Monday, August 11, 2014

What's Your Perspective?

As I sit down to write, I'm not really sure what I want to say. So we will see where this goes. I heard the news about Robin Williams and I was overcome by sadness. I thought to myself, but he is so funny. He's not a sad man. As I pulled up a few different articles I started to see that the character he plays in so many different hilarious films was the not the person he had become behind the scenes.

I then began to think, how many other people put on this "happy guy" persona. How many people do I come into contact with that have contemplated suicide in the past? That are contemplating suicide now? How many people have I not had the opportunity to meet because they have already taken their life?

As I sit and think about the reality of this, I have decided that life really comes down to perspective. From my chair it's easy to look at a person like Robin Williams and think he has it all. He's happy, hilarious and rich. What more do you need right? He's travelled the world and been given opportunities I could only dream of. But from his eyes he was sad, lonely and struggled severely with depression and addiction. I cannot know what specific struggles he faced, but I am sure if I had been able to sit down and talk to him yesterday, I would not have seen a happy man.

That made me think about my life. I went through such a low point a few years back that I would still consider it to be a rock bottom. And I thank God that I came through. There were moments I wasn't so sure. I remember one day, in the middle of all that, I was at work listening to a girl complain about menial boy problems. For a moment in time I was almost mad at her. The fact that the biggest problem in her life at that point was that some boy didn't return her phone call seemed like a joke to me. I was envious of the simplicity of her problems. But in the same moment my heart softened. With that being the biggest worry of her life, I was pretty sure she was going to be ok. I realized I couldn't be mad at her for not having to go through the struggles I had. And honestly I wouldn't have wished for her to anyways. From my perspective her boy problems were so small and simple. But to her, from her current perspective, it felt like her world was falling apart.

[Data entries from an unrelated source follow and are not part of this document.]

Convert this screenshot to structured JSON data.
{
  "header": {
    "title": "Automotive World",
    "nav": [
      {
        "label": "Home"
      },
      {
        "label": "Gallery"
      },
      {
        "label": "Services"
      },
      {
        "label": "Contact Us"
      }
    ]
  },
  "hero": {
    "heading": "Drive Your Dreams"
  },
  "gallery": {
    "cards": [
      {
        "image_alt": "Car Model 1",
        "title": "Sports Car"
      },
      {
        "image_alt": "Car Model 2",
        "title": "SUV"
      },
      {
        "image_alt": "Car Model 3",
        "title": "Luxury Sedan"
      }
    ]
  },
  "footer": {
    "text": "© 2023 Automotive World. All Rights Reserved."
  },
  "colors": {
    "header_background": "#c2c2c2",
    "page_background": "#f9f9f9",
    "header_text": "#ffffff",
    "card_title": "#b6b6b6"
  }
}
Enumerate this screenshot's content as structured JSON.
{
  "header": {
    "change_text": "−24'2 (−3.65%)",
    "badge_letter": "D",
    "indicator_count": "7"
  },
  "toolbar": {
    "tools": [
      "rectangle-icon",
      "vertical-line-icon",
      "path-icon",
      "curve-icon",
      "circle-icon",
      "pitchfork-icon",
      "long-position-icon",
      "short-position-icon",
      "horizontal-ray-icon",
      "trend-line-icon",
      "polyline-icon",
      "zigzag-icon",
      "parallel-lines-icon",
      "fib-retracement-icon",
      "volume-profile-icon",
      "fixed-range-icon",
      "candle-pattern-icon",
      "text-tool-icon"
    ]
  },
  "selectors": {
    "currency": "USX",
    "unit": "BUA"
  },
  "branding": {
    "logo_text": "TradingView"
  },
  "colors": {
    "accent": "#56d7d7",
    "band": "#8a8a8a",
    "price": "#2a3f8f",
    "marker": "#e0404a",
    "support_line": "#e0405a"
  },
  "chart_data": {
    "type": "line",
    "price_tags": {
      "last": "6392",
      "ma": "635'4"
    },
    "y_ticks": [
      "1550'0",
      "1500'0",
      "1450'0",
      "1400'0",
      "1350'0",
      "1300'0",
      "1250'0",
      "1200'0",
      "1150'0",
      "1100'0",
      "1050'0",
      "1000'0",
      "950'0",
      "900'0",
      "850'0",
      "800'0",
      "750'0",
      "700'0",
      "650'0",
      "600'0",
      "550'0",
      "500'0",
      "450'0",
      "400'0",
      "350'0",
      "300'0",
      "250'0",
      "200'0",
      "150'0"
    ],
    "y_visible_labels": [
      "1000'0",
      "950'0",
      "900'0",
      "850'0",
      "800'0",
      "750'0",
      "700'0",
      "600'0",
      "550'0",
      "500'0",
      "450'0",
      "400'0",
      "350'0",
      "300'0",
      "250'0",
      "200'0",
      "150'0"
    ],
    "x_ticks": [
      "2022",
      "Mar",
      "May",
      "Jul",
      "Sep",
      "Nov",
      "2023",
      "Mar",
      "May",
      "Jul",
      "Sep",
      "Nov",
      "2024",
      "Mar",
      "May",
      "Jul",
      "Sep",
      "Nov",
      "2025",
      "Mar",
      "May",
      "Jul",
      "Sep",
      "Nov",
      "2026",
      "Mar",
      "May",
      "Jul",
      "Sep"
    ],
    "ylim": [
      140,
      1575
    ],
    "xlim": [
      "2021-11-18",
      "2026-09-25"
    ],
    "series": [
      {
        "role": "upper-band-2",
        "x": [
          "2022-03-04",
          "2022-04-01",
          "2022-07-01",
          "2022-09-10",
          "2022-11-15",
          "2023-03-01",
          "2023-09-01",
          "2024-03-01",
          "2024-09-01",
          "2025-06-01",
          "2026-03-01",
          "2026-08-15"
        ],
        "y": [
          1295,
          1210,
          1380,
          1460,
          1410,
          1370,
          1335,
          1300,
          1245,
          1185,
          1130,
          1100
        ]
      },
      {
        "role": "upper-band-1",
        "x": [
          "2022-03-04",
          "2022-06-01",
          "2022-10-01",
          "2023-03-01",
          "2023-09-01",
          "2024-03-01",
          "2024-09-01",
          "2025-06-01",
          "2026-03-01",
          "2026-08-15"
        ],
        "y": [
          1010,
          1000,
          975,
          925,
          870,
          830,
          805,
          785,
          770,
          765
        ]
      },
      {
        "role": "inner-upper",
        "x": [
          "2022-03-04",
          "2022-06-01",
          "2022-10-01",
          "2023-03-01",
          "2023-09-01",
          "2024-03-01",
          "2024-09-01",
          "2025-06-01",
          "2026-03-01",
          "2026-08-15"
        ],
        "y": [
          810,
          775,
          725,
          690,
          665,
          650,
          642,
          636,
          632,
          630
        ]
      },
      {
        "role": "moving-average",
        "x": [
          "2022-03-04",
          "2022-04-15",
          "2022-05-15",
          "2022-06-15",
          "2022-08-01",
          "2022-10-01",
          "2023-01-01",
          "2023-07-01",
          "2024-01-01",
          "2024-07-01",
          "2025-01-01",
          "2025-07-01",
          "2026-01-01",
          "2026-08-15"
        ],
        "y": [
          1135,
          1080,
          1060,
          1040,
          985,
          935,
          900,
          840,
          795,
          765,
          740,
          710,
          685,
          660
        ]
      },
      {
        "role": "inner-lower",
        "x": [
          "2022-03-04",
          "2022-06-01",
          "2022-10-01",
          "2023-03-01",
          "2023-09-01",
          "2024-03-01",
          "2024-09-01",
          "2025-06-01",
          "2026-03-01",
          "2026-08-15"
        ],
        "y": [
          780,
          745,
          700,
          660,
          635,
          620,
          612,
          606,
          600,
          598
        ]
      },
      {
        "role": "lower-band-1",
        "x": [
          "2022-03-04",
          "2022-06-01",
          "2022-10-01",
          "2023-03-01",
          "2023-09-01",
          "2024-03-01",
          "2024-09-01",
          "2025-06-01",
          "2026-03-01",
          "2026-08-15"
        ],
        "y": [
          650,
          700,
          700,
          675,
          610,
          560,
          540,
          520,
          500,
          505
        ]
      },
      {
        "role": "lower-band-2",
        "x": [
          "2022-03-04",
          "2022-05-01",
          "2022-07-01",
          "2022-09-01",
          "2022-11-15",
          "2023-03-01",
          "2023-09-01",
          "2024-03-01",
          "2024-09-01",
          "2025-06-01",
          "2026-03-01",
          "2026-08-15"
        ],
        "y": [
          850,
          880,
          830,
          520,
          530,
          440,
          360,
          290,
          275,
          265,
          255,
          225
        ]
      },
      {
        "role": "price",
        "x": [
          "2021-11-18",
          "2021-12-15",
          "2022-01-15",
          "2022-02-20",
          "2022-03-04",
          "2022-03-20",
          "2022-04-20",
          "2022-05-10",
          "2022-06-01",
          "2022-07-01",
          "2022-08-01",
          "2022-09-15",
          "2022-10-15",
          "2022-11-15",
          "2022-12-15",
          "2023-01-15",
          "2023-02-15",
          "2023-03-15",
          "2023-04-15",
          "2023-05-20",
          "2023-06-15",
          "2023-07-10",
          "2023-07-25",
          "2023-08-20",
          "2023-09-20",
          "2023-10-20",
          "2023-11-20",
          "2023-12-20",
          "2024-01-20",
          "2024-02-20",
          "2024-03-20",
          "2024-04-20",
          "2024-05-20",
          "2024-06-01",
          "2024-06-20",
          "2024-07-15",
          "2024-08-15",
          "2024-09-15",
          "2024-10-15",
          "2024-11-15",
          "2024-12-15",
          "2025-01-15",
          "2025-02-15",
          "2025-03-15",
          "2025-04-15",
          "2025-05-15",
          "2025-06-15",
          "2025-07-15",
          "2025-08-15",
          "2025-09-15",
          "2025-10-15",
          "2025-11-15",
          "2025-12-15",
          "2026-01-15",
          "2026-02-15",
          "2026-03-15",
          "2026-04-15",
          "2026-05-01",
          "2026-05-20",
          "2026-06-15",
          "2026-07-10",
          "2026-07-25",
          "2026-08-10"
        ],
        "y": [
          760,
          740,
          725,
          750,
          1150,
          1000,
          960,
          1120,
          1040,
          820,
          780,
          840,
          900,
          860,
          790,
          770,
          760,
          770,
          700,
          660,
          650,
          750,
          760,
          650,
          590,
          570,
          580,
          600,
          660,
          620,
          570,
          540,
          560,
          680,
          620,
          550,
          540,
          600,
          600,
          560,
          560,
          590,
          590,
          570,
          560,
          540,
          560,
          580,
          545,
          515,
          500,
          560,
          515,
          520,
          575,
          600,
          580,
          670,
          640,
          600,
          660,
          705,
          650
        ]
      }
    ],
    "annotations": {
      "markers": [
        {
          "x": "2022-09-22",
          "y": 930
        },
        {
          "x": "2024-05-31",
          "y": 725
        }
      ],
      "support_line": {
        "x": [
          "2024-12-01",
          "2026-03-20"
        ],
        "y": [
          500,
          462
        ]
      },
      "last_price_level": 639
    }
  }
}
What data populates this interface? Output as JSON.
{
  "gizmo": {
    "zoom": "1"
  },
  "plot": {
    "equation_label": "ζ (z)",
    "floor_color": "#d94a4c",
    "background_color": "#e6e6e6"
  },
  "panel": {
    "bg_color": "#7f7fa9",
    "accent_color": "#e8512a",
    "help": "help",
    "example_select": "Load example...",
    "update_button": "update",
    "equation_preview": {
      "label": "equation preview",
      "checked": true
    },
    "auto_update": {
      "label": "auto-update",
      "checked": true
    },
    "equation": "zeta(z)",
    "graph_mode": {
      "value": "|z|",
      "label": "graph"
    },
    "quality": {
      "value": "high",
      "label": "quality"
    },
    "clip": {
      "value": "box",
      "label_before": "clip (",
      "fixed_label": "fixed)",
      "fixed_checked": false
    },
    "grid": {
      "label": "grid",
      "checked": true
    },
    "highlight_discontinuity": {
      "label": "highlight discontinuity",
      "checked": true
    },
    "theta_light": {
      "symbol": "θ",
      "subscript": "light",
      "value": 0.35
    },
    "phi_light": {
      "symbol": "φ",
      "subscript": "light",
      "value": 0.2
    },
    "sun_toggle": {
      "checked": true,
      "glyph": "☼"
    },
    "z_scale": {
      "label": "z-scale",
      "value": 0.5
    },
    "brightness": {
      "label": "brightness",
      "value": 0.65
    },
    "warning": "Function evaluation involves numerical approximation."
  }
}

I think if I was able to go back in time and talk to this girl again I would tell her to be thankful she had a boy talking to her at all, some girls don't. To be thankful that she had parents who could afford to buy her her own cell phone, some girls don't. And especially to be thankful that she had a friend to talk it all over with, many people do not have that support. But on that same note, from Robin Williams perspective, I am sure there are a few things he could tell me to be more thankful for too. Had I seen this light in my dark days, maybe it would have made them a little brighter.

This is how I came to the conclusion that life is all about perspective. Life is not about what you do not have. Life is about what you do have. The only difference between these two sentences is one word. One simple word, but one not so simple concept. Sometimes I wonder how many lives would be saved if more people saw life in the latter.

I guess if I could leave you with something from all of this it would be one of my all time favorite quotes:

"Be kind to everyone you meet, they're fighting a battle you know nothing about."

Some peoples lives may seem perfectly held together to you on the "stage", but you have no idea what's going on behind their scenes. Be the smile the brightens their day. Be the kind act that restores their hope. Be the person that helps them see the GOOD in this world.  And live a life that gives them a reason to change their perspective.